Members of the crypto community have long bought or avoided new coins based on a handful of factors. For example, the ‘pre-mine scam’ idea is often enough to put a trader off a coin for good. Now, Finnish researchers have conducted a study into a number of proof-of-work coins and pinpointed a number of variables that appear to increase a cryptocurrency’s long-term chances of success – where ‘long-term’ here means 4 years.
The original paper by researchers at the University of Vaasa in Finland is currently unavailable, but Forbes has published a summary. The writer uses the unusual term ‘default’ of cryptos that do not stay the distance – an odd term for a decentralised PoW coin with no assets or formal structure to back it. Relevant factors include:
- Day 1 trading. A strong first day, with high volatility and volumes, is a positive indicator for the future. Greater stability over the course of the first month after day one is also associated with success.
- Pre-mine. A high pre-mine is unsurprisingly associated with lower chances of success – possibly because heavily pre-mined coins are more likely to be scams anyway. However, the size of pre-mine that should prove a red flag may come as a surprise: 1.5%. Ideally, pre-mines should be as low as 0.5% or less.
- Founder anonymity. This is another factor that suggests long-term failure. As with a pre-mine, it is likely more associated with scam coins, and the lack of real-world consequences may mean that anonymous developers are happier to leave the project without notice for various reasons. Bitcoin is, of course, the notable exception here.
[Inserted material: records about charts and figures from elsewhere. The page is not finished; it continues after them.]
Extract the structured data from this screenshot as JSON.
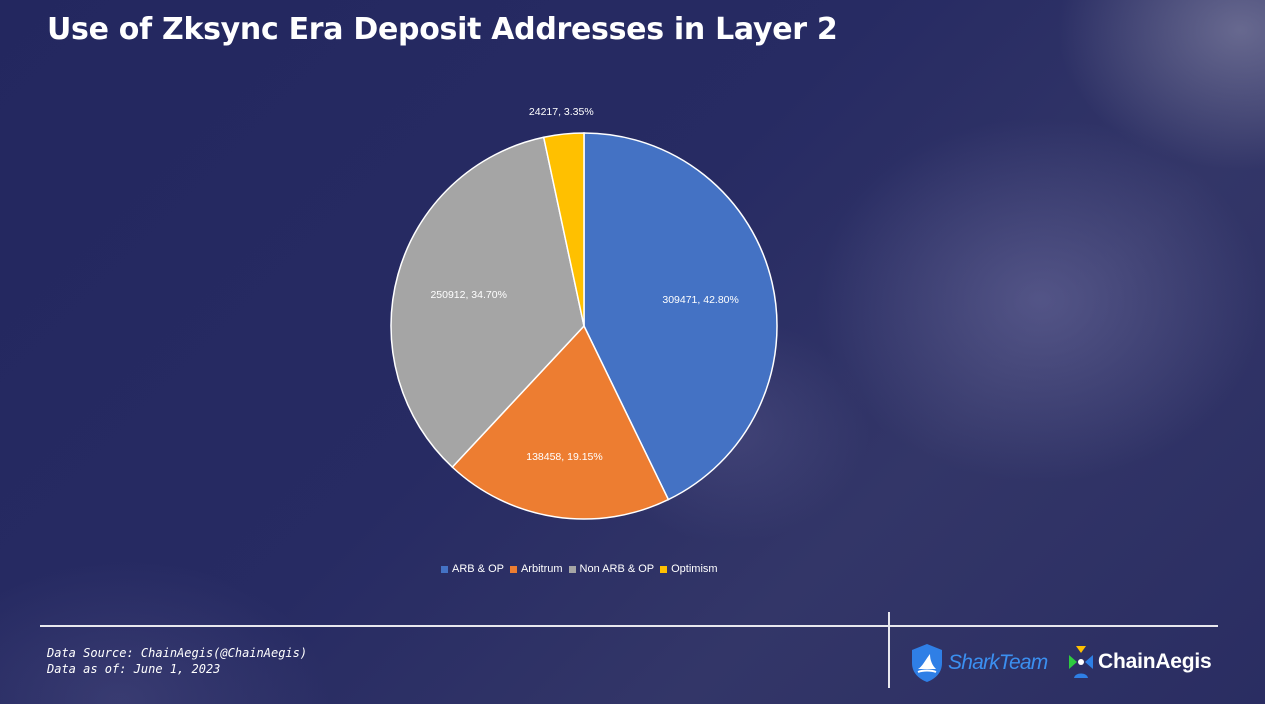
{
  "title": "Use of Zksync Era Deposit Addresses in Layer 2",
  "chart_data": {
    "type": "pie",
    "title": "Use of Zksync Era Deposit Addresses in Layer 2",
    "categories": [
      "ARB & OP",
      "Arbitrum",
      "Non ARB & OP",
      "Optimism"
    ],
    "values": [
      309471,
      138458,
      250912,
      24217
    ],
    "labels": [
      "309471, 42.80%",
      "138458, 19.15%",
      "250912, 34.70%",
      "24217, 3.35%"
    ],
    "colors": [
      "#4472c4",
      "#ed7d31",
      "#a5a5a5",
      "#ffc000"
    ],
    "legend_position": "bottom"
  },
  "footer": {
    "source": "Data Source: ChainAegis(@ChainAegis)",
    "asof": "Data as of: June 1, 2023"
  },
  "logos": {
    "shark": "SharkTeam",
    "chain": "ChainAegis"
  }
}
- Low rewards. Curiously, a low level of (block) rewards is associated with a higher chance of success. This may be because the developers prioritised the long-term future rather than pleasing miners with a short-term outlook – and high inflation is ultimately detrimental to a coin acting as a store of value.
Together, these factors may help select coins that are less likely to ‘default’ as Forbes puts it.
Disclaimer: this article does not constitute investment or trading advice. Bitcoin Bulletin will never tell you what to do with your money.